Another difference is his willingness to think outside the box, Lewis said. For example, he said he would try to work with Alaska’s Congressional delegation to get federal law changed so air taxis that provide transportation to view bears would pay sales taxes. Currently, federal law exempts airplane passengers from such taxes. Lewis wouldn’t tax flights to villages, but would tax flightseeing. The city loses about $250,000 a year, Lewis said.
“Whale watching on a boat — that is taxed,” he said.
Lewis also said he supports putting to the voters the question of a bed tax on tourist stays at hotels and lodging.
“I don’t think the bed tax will go away until the people of the borough are allowed to vote on it,” he said. “You have one industry and the assembly who are blocking that.”

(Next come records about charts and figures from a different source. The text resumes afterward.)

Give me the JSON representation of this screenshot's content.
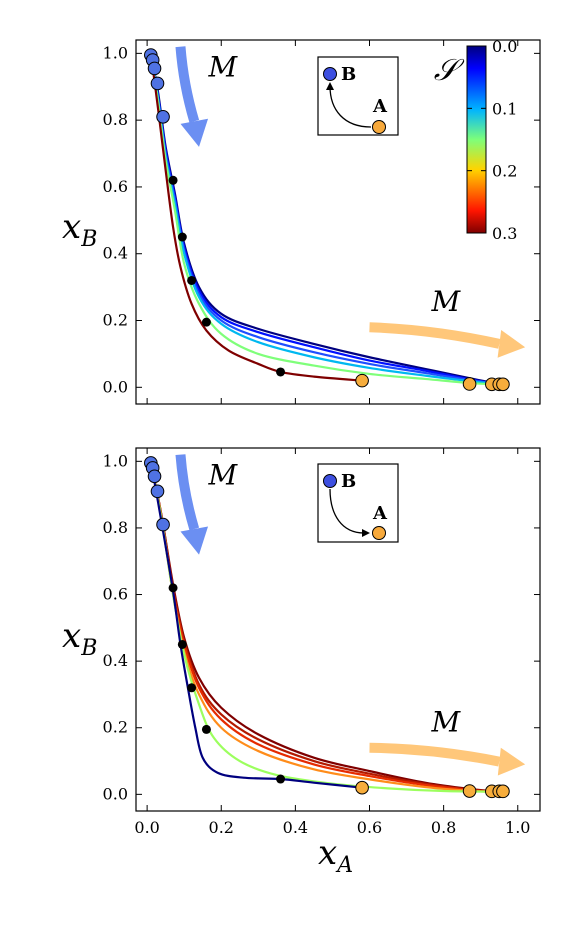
{
  "chart_data": [
    {
      "type": "line",
      "panel": "top",
      "xlabel": "",
      "ylabel": "x_B",
      "xlim": [
        -0.03,
        1.06
      ],
      "ylim": [
        -0.05,
        1.04
      ],
      "x_ticks": [
        0.0,
        0.2,
        0.4,
        0.6,
        0.8,
        1.0
      ],
      "y_ticks": [
        0.0,
        0.2,
        0.4,
        0.6,
        0.8,
        1.0
      ],
      "x_tick_labels_visible": false,
      "y_tick_labels": [
        "0.0",
        "0.2",
        "0.4",
        "0.6",
        "0.8",
        "1.0"
      ],
      "grid": false,
      "series": [
        {
          "color": "#00007f",
          "points": [
            [
              0.01,
              1.0
            ],
            [
              0.03,
              0.88
            ],
            [
              0.05,
              0.72
            ],
            [
              0.075,
              0.58
            ],
            [
              0.1,
              0.43
            ],
            [
              0.14,
              0.3
            ],
            [
              0.2,
              0.22
            ],
            [
              0.3,
              0.175
            ],
            [
              0.45,
              0.13
            ],
            [
              0.6,
              0.09
            ],
            [
              0.75,
              0.055
            ],
            [
              0.88,
              0.025
            ],
            [
              0.95,
              0.01
            ]
          ]
        },
        {
          "color": "#0010ff",
          "points": [
            [
              0.01,
              1.0
            ],
            [
              0.03,
              0.87
            ],
            [
              0.05,
              0.71
            ],
            [
              0.075,
              0.57
            ],
            [
              0.1,
              0.42
            ],
            [
              0.14,
              0.29
            ],
            [
              0.2,
              0.21
            ],
            [
              0.3,
              0.165
            ],
            [
              0.45,
              0.12
            ],
            [
              0.6,
              0.08
            ],
            [
              0.75,
              0.05
            ],
            [
              0.88,
              0.022
            ],
            [
              0.95,
              0.01
            ]
          ]
        },
        {
          "color": "#1f4fff",
          "points": [
            [
              0.01,
              1.0
            ],
            [
              0.03,
              0.86
            ],
            [
              0.05,
              0.7
            ],
            [
              0.075,
              0.56
            ],
            [
              0.1,
              0.41
            ],
            [
              0.14,
              0.28
            ],
            [
              0.2,
              0.2
            ],
            [
              0.3,
              0.15
            ],
            [
              0.45,
              0.105
            ],
            [
              0.6,
              0.07
            ],
            [
              0.75,
              0.043
            ],
            [
              0.88,
              0.02
            ],
            [
              0.95,
              0.01
            ]
          ]
        },
        {
          "color": "#00b8f0",
          "points": [
            [
              0.01,
              1.0
            ],
            [
              0.03,
              0.86
            ],
            [
              0.05,
              0.69
            ],
            [
              0.075,
              0.55
            ],
            [
              0.1,
              0.4
            ],
            [
              0.14,
              0.27
            ],
            [
              0.2,
              0.19
            ],
            [
              0.3,
              0.135
            ],
            [
              0.45,
              0.09
            ],
            [
              0.6,
              0.058
            ],
            [
              0.75,
              0.035
            ],
            [
              0.88,
              0.017
            ],
            [
              0.95,
              0.01
            ]
          ]
        },
        {
          "color": "#7fff7a",
          "points": [
            [
              0.01,
              1.0
            ],
            [
              0.03,
              0.85
            ],
            [
              0.05,
              0.68
            ],
            [
              0.075,
              0.53
            ],
            [
              0.1,
              0.37
            ],
            [
              0.14,
              0.25
            ],
            [
              0.2,
              0.16
            ],
            [
              0.3,
              0.1
            ],
            [
              0.45,
              0.065
            ],
            [
              0.6,
              0.04
            ],
            [
              0.75,
              0.025
            ],
            [
              0.88,
              0.012
            ],
            [
              0.95,
              0.01
            ]
          ]
        },
        {
          "color": "#7f0000",
          "points": [
            [
              0.01,
              1.0
            ],
            [
              0.03,
              0.83
            ],
            [
              0.05,
              0.65
            ],
            [
              0.07,
              0.48
            ],
            [
              0.09,
              0.36
            ],
            [
              0.12,
              0.25
            ],
            [
              0.16,
              0.17
            ],
            [
              0.22,
              0.11
            ],
            [
              0.3,
              0.07
            ],
            [
              0.36,
              0.046
            ],
            [
              0.45,
              0.032
            ],
            [
              0.58,
              0.02
            ]
          ]
        }
      ],
      "markers_blue": [
        [
          0.01,
          0.995
        ],
        [
          0.015,
          0.98
        ],
        [
          0.02,
          0.955
        ],
        [
          0.028,
          0.91
        ],
        [
          0.043,
          0.81
        ]
      ],
      "markers_black": [
        [
          0.07,
          0.62
        ],
        [
          0.095,
          0.45
        ],
        [
          0.12,
          0.32
        ],
        [
          0.16,
          0.195
        ],
        [
          0.36,
          0.046
        ]
      ],
      "markers_orange": [
        [
          0.58,
          0.02
        ],
        [
          0.87,
          0.01
        ],
        [
          0.93,
          0.009
        ],
        [
          0.95,
          0.009
        ],
        [
          0.96,
          0.009
        ]
      ],
      "arrows": [
        {
          "label": "M",
          "color": "#6b8ff2",
          "from": [
            0.09,
            1.02
          ],
          "to": [
            0.14,
            0.72
          ]
        },
        {
          "label": "M",
          "color": "#ffc77a",
          "from": [
            0.6,
            0.18
          ],
          "to": [
            1.02,
            0.12
          ]
        }
      ],
      "inset": {
        "source_label": "A",
        "target_label": "B",
        "source_color": "#f7a93b",
        "target_color": "#3d4fe0"
      },
      "colorbar": {
        "label": "𝒮",
        "ticks": [
          "0.0",
          "0.1",
          "0.2",
          "0.3"
        ],
        "range": [
          0.0,
          0.3
        ],
        "reversed": true
      }
    },
    {
      "type": "line",
      "panel": "bottom",
      "xlabel": "x_A",
      "ylabel": "x_B",
      "xlim": [
        -0.03,
        1.06
      ],
      "ylim": [
        -0.05,
        1.04
      ],
      "x_ticks": [
        0.0,
        0.2,
        0.4,
        0.6,
        0.8,
        1.0
      ],
      "y_ticks": [
        0.0,
        0.2,
        0.4,
        0.6,
        0.8,
        1.0
      ],
      "x_tick_labels": [
        "0.0",
        "0.2",
        "0.4",
        "0.6",
        "0.8",
        "1.0"
      ],
      "y_tick_labels": [
        "0.0",
        "0.2",
        "0.4",
        "0.6",
        "0.8",
        "1.0"
      ],
      "grid": false,
      "series": [
        {
          "color": "#7f0000",
          "points": [
            [
              0.01,
              1.0
            ],
            [
              0.04,
              0.83
            ],
            [
              0.07,
              0.63
            ],
            [
              0.1,
              0.47
            ],
            [
              0.14,
              0.35
            ],
            [
              0.2,
              0.26
            ],
            [
              0.3,
              0.18
            ],
            [
              0.45,
              0.11
            ],
            [
              0.6,
              0.07
            ],
            [
              0.75,
              0.035
            ],
            [
              0.88,
              0.015
            ],
            [
              0.95,
              0.008
            ]
          ]
        },
        {
          "color": "#b31a00",
          "points": [
            [
              0.01,
              1.0
            ],
            [
              0.04,
              0.83
            ],
            [
              0.07,
              0.62
            ],
            [
              0.1,
              0.46
            ],
            [
              0.14,
              0.33
            ],
            [
              0.2,
              0.24
            ],
            [
              0.3,
              0.165
            ],
            [
              0.45,
              0.1
            ],
            [
              0.6,
              0.062
            ],
            [
              0.75,
              0.032
            ],
            [
              0.88,
              0.013
            ],
            [
              0.95,
              0.008
            ]
          ]
        },
        {
          "color": "#e62b00",
          "points": [
            [
              0.01,
              1.0
            ],
            [
              0.04,
              0.82
            ],
            [
              0.07,
              0.61
            ],
            [
              0.1,
              0.45
            ],
            [
              0.14,
              0.32
            ],
            [
              0.2,
              0.225
            ],
            [
              0.3,
              0.15
            ],
            [
              0.45,
              0.09
            ],
            [
              0.6,
              0.055
            ],
            [
              0.75,
              0.028
            ],
            [
              0.88,
              0.012
            ],
            [
              0.95,
              0.008
            ]
          ]
        },
        {
          "color": "#ff8c1a",
          "points": [
            [
              0.01,
              1.0
            ],
            [
              0.04,
              0.82
            ],
            [
              0.07,
              0.6
            ],
            [
              0.1,
              0.43
            ],
            [
              0.14,
              0.3
            ],
            [
              0.2,
              0.2
            ],
            [
              0.3,
              0.13
            ],
            [
              0.45,
              0.075
            ],
            [
              0.6,
              0.045
            ],
            [
              0.75,
              0.022
            ],
            [
              0.88,
              0.01
            ],
            [
              0.95,
              0.008
            ]
          ]
        },
        {
          "color": "#9cff5e",
          "points": [
            [
              0.01,
              1.0
            ],
            [
              0.04,
              0.82
            ],
            [
              0.07,
              0.6
            ],
            [
              0.1,
              0.42
            ],
            [
              0.14,
              0.27
            ],
            [
              0.18,
              0.17
            ],
            [
              0.25,
              0.1
            ],
            [
              0.35,
              0.058
            ],
            [
              0.5,
              0.032
            ],
            [
              0.65,
              0.018
            ],
            [
              0.8,
              0.01
            ],
            [
              0.95,
              0.008
            ]
          ]
        },
        {
          "color": "#00007f",
          "points": [
            [
              0.01,
              1.0
            ],
            [
              0.04,
              0.81
            ],
            [
              0.07,
              0.61
            ],
            [
              0.09,
              0.45
            ],
            [
              0.11,
              0.32
            ],
            [
              0.13,
              0.2
            ],
            [
              0.15,
              0.11
            ],
            [
              0.19,
              0.065
            ],
            [
              0.26,
              0.05
            ],
            [
              0.36,
              0.046
            ],
            [
              0.45,
              0.035
            ],
            [
              0.58,
              0.02
            ]
          ]
        }
      ],
      "markers_blue": [
        [
          0.01,
          0.995
        ],
        [
          0.015,
          0.98
        ],
        [
          0.02,
          0.955
        ],
        [
          0.028,
          0.91
        ],
        [
          0.043,
          0.81
        ]
      ],
      "markers_black": [
        [
          0.07,
          0.62
        ],
        [
          0.095,
          0.45
        ],
        [
          0.12,
          0.32
        ],
        [
          0.16,
          0.195
        ],
        [
          0.36,
          0.046
        ]
      ],
      "markers_orange": [
        [
          0.58,
          0.02
        ],
        [
          0.87,
          0.01
        ],
        [
          0.93,
          0.009
        ],
        [
          0.95,
          0.009
        ],
        [
          0.96,
          0.009
        ]
      ],
      "arrows": [
        {
          "label": "M",
          "color": "#6b8ff2",
          "from": [
            0.09,
            1.02
          ],
          "to": [
            0.14,
            0.72
          ]
        },
        {
          "label": "M",
          "color": "#ffc77a",
          "from": [
            0.6,
            0.14
          ],
          "to": [
            1.02,
            0.09
          ]
        }
      ],
      "inset": {
        "source_label": "B",
        "target_label": "A",
        "source_color": "#3d4fe0",
        "target_color": "#f7a93b"
      }
    }
  ],
  "colors": {
    "marker_blue": "#4f72e3",
    "marker_orange": "#f7ad3c",
    "marker_black": "#000000",
    "axes": "#000000"
  }
}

In 2016 when he ran for mayor, Lewis had been on a visit to Teshio, Japan, Homer’s sister city. Lewis said he favors giving more support to the sister-city program.
“I saw how much they honor the sister-city relationship,” Lewis said of his visit to Teshio. “We should try and match them.”
A strong booster of hockey in general and the Homer Hockey Association, Lewis said he would like to see more promotion of year-round and winter tourism. He’d like to see Homer promote more the Lookout Mountain ski trails, SPARC and other programs.
His work with the Independent Living Center has made Lewis more aware of accessibility issues. That’s something Homer should try to improve, he said — making the city more universally accessible.
“You look at the age of the tourists, us old farts,” he said. “It’s sometimes hard to get around.”
Lewis also said he would be supportive of city employees. He noted that they’ve taken a double hit with paying higher health insurance premiums and not getting pay raises, in effect lowering their spendable income.
At a city candidate debate held last week, Caster mentioned the unfairness of the senior property tax exemption. Lewis said there’s not much the city can do to address that. The state mandates a $150,000 exemption, and all the city can do is address a $20,000 exemption it has added to that. If the city portion was eliminated, all it would do was raise $90,000 more for the city.
“The fairness of it for young people, there is the fairness issue,” Lewis said.
He also agreed that Homer has a shortage of affordable housing for young workers and lower- to middle-income families.
“It’s a problem,” Lewis said “But everybody that is going to do housing or is going to rent is going to get the maximum back for their place.”
When asked if he thought Homer had healed from the recall, Lewis said, “I think some people have. I know people who haven’t. I still won’t sing Kumbaya at the camp fire” — meaning, he’s not yet ready to forgive recall organizers.
In response to him, Aderhold and Reynolds sponsoring what some called an inclusivity resolution, Lewis said he wished opponents had taken him up on his promise to introduce resolutions brought to him by citizens.
“I should have been called out on a resolution or something in favor of ICE (Immigration and Customs Enforcement) or Trump,” he said. “… Nobody did it. They jumped to the recall that ended with Printworks making a bunch of money with signs printed up.”